Computing gadgets don't last long enough. I wanted to write a lot about this, but since I don't have good answers, I figured I might as well just pose some questions.
All the time, we're throwing out something that still works, because there's something new that works better.
Working better is great! Faster chips and better screens and cameras make our lives easier and help us make cool new stuff.
I used to work near people designing processors, so I know it's plenty hard just to keep that part of the system progressing. And I know that newer stuff will use less energy, which is great. I know that people designing data centers think hard about their efficiency, and upgrade ruthlessly to improve it.
But how carefully are we considering the impact of getting rid of all that old equipment? How do we compare whether it's really, globally, ethically, better to improve speed & efficiency vs. just keep using old stuff?

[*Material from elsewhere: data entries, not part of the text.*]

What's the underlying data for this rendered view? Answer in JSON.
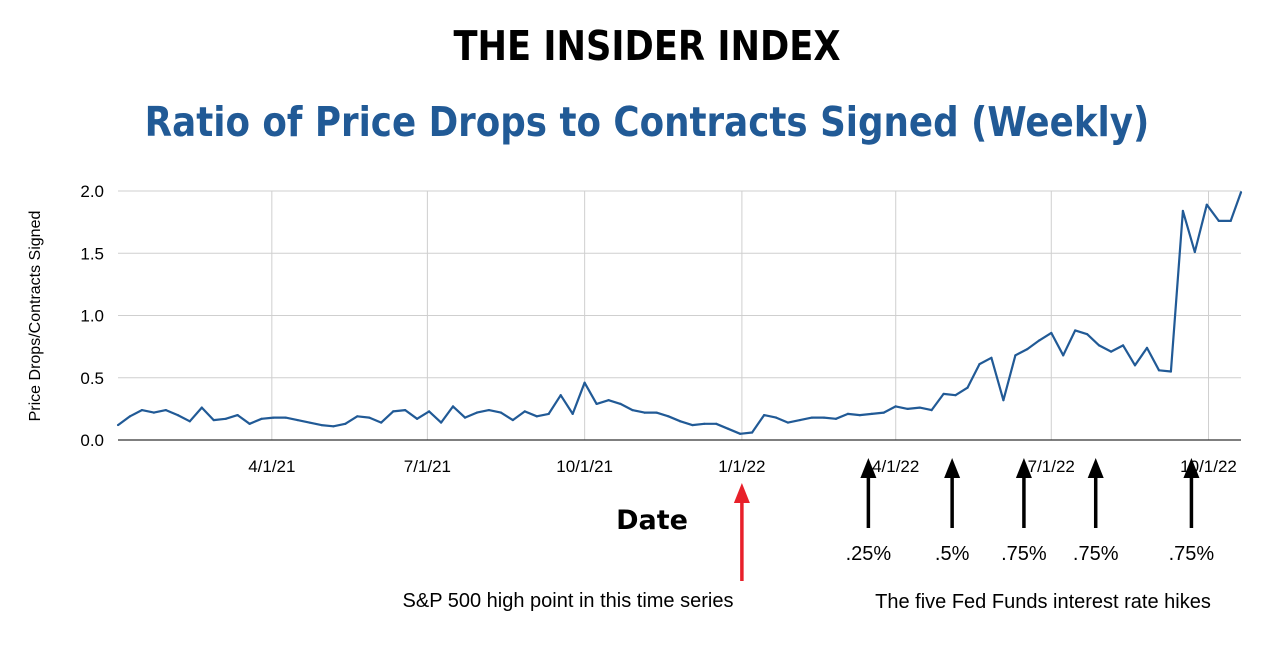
{
  "page": {
    "title": "THE INSIDER INDEX",
    "subtitle": "Ratio of Price Drops to Contracts Signed (Weekly)"
  },
  "chart_data": {
    "type": "line",
    "title": "THE INSIDER INDEX",
    "subtitle": "Ratio of Price Drops to Contracts Signed (Weekly)",
    "xlabel": "Date",
    "ylabel": "Price Drops/Contracts Signed",
    "ylim": [
      0,
      2
    ],
    "xlim": [
      "2021-01-01",
      "2022-10-20"
    ],
    "y_ticks": [
      "0.0",
      "0.5",
      "1.0",
      "1.5",
      "2.0"
    ],
    "x_ticks": [
      {
        "label": "4/1/21",
        "date": "2021-04-01"
      },
      {
        "label": "7/1/21",
        "date": "2021-07-01"
      },
      {
        "label": "10/1/21",
        "date": "2021-10-01"
      },
      {
        "label": "1/1/22",
        "date": "2022-01-01"
      },
      {
        "label": "4/1/22",
        "date": "2022-04-01"
      },
      {
        "label": "7/1/22",
        "date": "2022-07-01"
      },
      {
        "label": "10/1/22",
        "date": "2022-10-01"
      }
    ],
    "grid": true,
    "line_color": "#215a96",
    "series": [
      {
        "name": "",
        "x": [
          "2021-01-01",
          "2021-01-08",
          "2021-01-15",
          "2021-01-22",
          "2021-01-29",
          "2021-02-05",
          "2021-02-12",
          "2021-02-19",
          "2021-02-26",
          "2021-03-05",
          "2021-03-12",
          "2021-03-19",
          "2021-03-26",
          "2021-04-02",
          "2021-04-09",
          "2021-04-16",
          "2021-04-23",
          "2021-04-30",
          "2021-05-07",
          "2021-05-14",
          "2021-05-21",
          "2021-05-28",
          "2021-06-04",
          "2021-06-11",
          "2021-06-18",
          "2021-06-25",
          "2021-07-02",
          "2021-07-09",
          "2021-07-16",
          "2021-07-23",
          "2021-07-30",
          "2021-08-06",
          "2021-08-13",
          "2021-08-20",
          "2021-08-27",
          "2021-09-03",
          "2021-09-10",
          "2021-09-17",
          "2021-09-24",
          "2021-10-01",
          "2021-10-08",
          "2021-10-15",
          "2021-10-22",
          "2021-10-29",
          "2021-11-05",
          "2021-11-12",
          "2021-11-19",
          "2021-11-26",
          "2021-12-03",
          "2021-12-10",
          "2021-12-17",
          "2021-12-24",
          "2021-12-31",
          "2022-01-07",
          "2022-01-14",
          "2022-01-21",
          "2022-01-28",
          "2022-02-04",
          "2022-02-11",
          "2022-02-18",
          "2022-02-25",
          "2022-03-04",
          "2022-03-11",
          "2022-03-18",
          "2022-03-25",
          "2022-04-01",
          "2022-04-08",
          "2022-04-15",
          "2022-04-22",
          "2022-04-29",
          "2022-05-06",
          "2022-05-13",
          "2022-05-20",
          "2022-05-27",
          "2022-06-03",
          "2022-06-10",
          "2022-06-17",
          "2022-06-24",
          "2022-07-01",
          "2022-07-08",
          "2022-07-15",
          "2022-07-22",
          "2022-07-29",
          "2022-08-05",
          "2022-08-12",
          "2022-08-19",
          "2022-08-26",
          "2022-09-02",
          "2022-09-09",
          "2022-09-16",
          "2022-09-23",
          "2022-09-30",
          "2022-10-07",
          "2022-10-14",
          "2022-10-20"
        ],
        "y": [
          0.12,
          0.19,
          0.24,
          0.22,
          0.24,
          0.2,
          0.15,
          0.26,
          0.16,
          0.17,
          0.2,
          0.13,
          0.17,
          0.18,
          0.18,
          0.16,
          0.14,
          0.12,
          0.11,
          0.13,
          0.19,
          0.18,
          0.14,
          0.23,
          0.24,
          0.17,
          0.23,
          0.14,
          0.27,
          0.18,
          0.22,
          0.24,
          0.22,
          0.16,
          0.23,
          0.19,
          0.21,
          0.36,
          0.21,
          0.46,
          0.29,
          0.32,
          0.29,
          0.24,
          0.22,
          0.22,
          0.19,
          0.15,
          0.12,
          0.13,
          0.13,
          0.09,
          0.05,
          0.06,
          0.2,
          0.18,
          0.14,
          0.16,
          0.18,
          0.18,
          0.17,
          0.21,
          0.2,
          0.21,
          0.22,
          0.27,
          0.25,
          0.26,
          0.24,
          0.37,
          0.36,
          0.42,
          0.61,
          0.66,
          0.32,
          0.68,
          0.73,
          0.8,
          0.86,
          0.68,
          0.88,
          0.85,
          0.76,
          0.71,
          0.76,
          0.6,
          0.74,
          0.56,
          0.55,
          1.84,
          1.51,
          1.89,
          1.76,
          1.76,
          1.99
        ]
      }
    ],
    "annotations": [
      {
        "date": "2022-01-01",
        "color": "#e8202a",
        "text": "S&P 500 high point in this time series"
      },
      {
        "date": "2022-03-16",
        "color": "#000000",
        "text": ".25%"
      },
      {
        "date": "2022-05-04",
        "color": "#000000",
        "text": ".5%"
      },
      {
        "date": "2022-06-15",
        "color": "#000000",
        "text": ".75%"
      },
      {
        "date": "2022-07-27",
        "color": "#000000",
        "text": ".75%"
      },
      {
        "date": "2022-09-21",
        "color": "#000000",
        "text": ".75%"
      }
    ],
    "annotation_group_label": "The five Fed Funds interest rate hikes"
  }
}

How do we factor in things like resources mined in conflict zones?
I recently remodeled a house, and among all the advice I read, I remember this best: "The greenest building material is the one that's already there." (It was about floors. We put in new bamboo anyway. That old parquet was awful, but I hope the new stuff stays there for a hundred years or more.)
I know that designing e.g., a great modern smartphone, is extremely difficult, even 'only' considering functionality, space and power constraints. Designing something that small and integrated that could still be upgraded partially, keeping around parts that still work, sounds near impossible, but wouldn't it be great? It sounds like a fun challenge.